Daftar Berita/Artikel Diterbitkan

Saturday, June 11, 2011

Sumber Daya Alam dan Bencana Industri


Sumber daya alam yang kaya ternyata bukan menjadi tolak ukur kemajuan suatu daerah. Sumber daya alam yang kaya justru menjadi awal dari bencana yang berkelanjutan dan mengancam kehidupan. Bukan hanya saat ini, namun jauh lebih sengsara anak cucu kita nantinya.
Sejak SD kita didorong dan dianjurkan untuk menjaga alam oleh guru-guru yang mengajarkan kita berbagai hal. Salah satu praktek yang sering disampaikan adalah tidak membuang sampah sembarangan, karena kalau tidak, orang bisa jatuh saat berjalan hanya karena kulit pisang. Dari situ kita juga dianjurkan untuk menanam tanaman dan merawatnya.
Membuang sampah sembarangan juga bisa menyebabkan terjadinya penyumbatan terhadap aliran air, yang kemudian menyebabkan terjadinya banjir.
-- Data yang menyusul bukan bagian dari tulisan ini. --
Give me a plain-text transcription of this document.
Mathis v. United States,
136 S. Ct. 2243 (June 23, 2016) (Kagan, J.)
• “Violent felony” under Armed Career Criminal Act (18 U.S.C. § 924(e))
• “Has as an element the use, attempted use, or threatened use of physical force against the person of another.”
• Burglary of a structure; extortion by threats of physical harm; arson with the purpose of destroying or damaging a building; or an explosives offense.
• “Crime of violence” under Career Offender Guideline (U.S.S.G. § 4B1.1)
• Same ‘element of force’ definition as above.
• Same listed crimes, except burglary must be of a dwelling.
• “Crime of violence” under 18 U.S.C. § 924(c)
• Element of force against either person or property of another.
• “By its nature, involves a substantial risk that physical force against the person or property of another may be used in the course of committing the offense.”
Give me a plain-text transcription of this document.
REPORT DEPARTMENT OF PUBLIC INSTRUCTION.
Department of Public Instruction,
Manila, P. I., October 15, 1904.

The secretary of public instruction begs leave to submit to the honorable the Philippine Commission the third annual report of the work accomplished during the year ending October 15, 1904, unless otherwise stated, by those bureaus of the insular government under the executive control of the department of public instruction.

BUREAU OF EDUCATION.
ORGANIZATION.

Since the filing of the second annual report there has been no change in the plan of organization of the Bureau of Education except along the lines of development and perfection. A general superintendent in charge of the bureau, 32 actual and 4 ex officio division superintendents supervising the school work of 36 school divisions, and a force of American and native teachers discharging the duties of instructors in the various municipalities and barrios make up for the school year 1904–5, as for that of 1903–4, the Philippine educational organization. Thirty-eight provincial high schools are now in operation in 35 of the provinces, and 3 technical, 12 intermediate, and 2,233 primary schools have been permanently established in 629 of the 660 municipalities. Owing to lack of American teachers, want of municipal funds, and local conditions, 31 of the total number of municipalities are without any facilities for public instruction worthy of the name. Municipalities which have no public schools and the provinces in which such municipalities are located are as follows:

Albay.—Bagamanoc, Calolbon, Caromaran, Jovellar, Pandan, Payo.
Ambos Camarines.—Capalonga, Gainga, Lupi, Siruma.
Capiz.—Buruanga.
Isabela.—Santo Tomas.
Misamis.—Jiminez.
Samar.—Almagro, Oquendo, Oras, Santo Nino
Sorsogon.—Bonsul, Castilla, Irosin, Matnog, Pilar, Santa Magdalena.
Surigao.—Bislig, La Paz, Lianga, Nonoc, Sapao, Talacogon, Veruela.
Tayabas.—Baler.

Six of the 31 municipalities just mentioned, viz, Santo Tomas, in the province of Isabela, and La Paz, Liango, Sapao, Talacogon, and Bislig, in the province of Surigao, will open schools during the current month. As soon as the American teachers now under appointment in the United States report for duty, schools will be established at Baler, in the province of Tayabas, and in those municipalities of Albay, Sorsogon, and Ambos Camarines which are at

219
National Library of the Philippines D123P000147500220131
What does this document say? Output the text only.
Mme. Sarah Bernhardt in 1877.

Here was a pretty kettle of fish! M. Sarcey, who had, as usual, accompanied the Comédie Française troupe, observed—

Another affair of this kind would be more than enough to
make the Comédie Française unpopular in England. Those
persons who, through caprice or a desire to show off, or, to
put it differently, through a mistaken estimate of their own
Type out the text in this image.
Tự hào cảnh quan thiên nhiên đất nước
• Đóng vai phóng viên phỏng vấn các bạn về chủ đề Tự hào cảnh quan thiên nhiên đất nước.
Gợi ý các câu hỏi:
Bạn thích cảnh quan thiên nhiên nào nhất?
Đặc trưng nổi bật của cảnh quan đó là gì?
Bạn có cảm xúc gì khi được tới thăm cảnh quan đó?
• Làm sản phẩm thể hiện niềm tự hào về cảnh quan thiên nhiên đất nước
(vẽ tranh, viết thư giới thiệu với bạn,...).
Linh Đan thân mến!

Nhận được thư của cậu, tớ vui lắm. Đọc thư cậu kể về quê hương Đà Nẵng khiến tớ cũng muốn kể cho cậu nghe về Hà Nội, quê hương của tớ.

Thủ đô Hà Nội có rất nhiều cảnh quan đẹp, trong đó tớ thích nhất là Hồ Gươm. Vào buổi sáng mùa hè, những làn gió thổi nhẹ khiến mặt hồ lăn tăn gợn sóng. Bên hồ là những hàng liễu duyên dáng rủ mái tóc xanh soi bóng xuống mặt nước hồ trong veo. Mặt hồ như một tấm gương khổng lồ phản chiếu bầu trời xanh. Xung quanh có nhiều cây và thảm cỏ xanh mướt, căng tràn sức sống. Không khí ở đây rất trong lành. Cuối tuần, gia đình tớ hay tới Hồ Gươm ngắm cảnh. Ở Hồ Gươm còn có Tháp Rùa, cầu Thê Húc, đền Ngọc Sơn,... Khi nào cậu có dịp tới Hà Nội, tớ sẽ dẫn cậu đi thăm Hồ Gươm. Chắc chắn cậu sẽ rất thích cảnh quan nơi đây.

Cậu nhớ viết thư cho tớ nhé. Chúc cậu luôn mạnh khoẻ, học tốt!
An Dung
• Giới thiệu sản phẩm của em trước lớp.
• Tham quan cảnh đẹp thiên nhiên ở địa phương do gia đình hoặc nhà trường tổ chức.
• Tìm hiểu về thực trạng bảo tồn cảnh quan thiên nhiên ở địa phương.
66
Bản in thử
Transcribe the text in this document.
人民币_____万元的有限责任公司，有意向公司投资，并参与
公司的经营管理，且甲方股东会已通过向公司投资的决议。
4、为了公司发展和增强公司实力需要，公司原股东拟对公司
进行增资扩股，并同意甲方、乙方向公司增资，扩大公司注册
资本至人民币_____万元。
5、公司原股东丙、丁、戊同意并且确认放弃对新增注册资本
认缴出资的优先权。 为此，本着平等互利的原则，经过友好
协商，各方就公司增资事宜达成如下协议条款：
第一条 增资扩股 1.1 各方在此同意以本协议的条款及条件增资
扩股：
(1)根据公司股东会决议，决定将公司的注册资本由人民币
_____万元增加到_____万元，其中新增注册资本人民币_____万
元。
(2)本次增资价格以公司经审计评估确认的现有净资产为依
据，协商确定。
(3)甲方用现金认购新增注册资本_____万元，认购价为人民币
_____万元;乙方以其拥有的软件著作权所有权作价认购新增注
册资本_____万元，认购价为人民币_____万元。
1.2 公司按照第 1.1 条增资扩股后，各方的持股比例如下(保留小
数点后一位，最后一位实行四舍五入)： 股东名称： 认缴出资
Menginjak sekolah menengah atau saat kita kuliah di sebuah perguruan tinggi, kita mengenal istilah penebangan hutan dan efek dari penebangan tersebut.
Saat kita keluar dari dunia tekstualitas dan bergelut dalam dunia realitas, kita mengenal industrialisasi sumber daya alam yang timpang. Efek dari industrialisasi tersebut bukan main hebatnya. Karena bukan hanya sampah yang dihasilkan, namun pencemaran lingkungan juga bisa terjadi. Akibatnya, bukan hanya banjir dan longsor namun menghasilkan bencana yang berkepanjangan.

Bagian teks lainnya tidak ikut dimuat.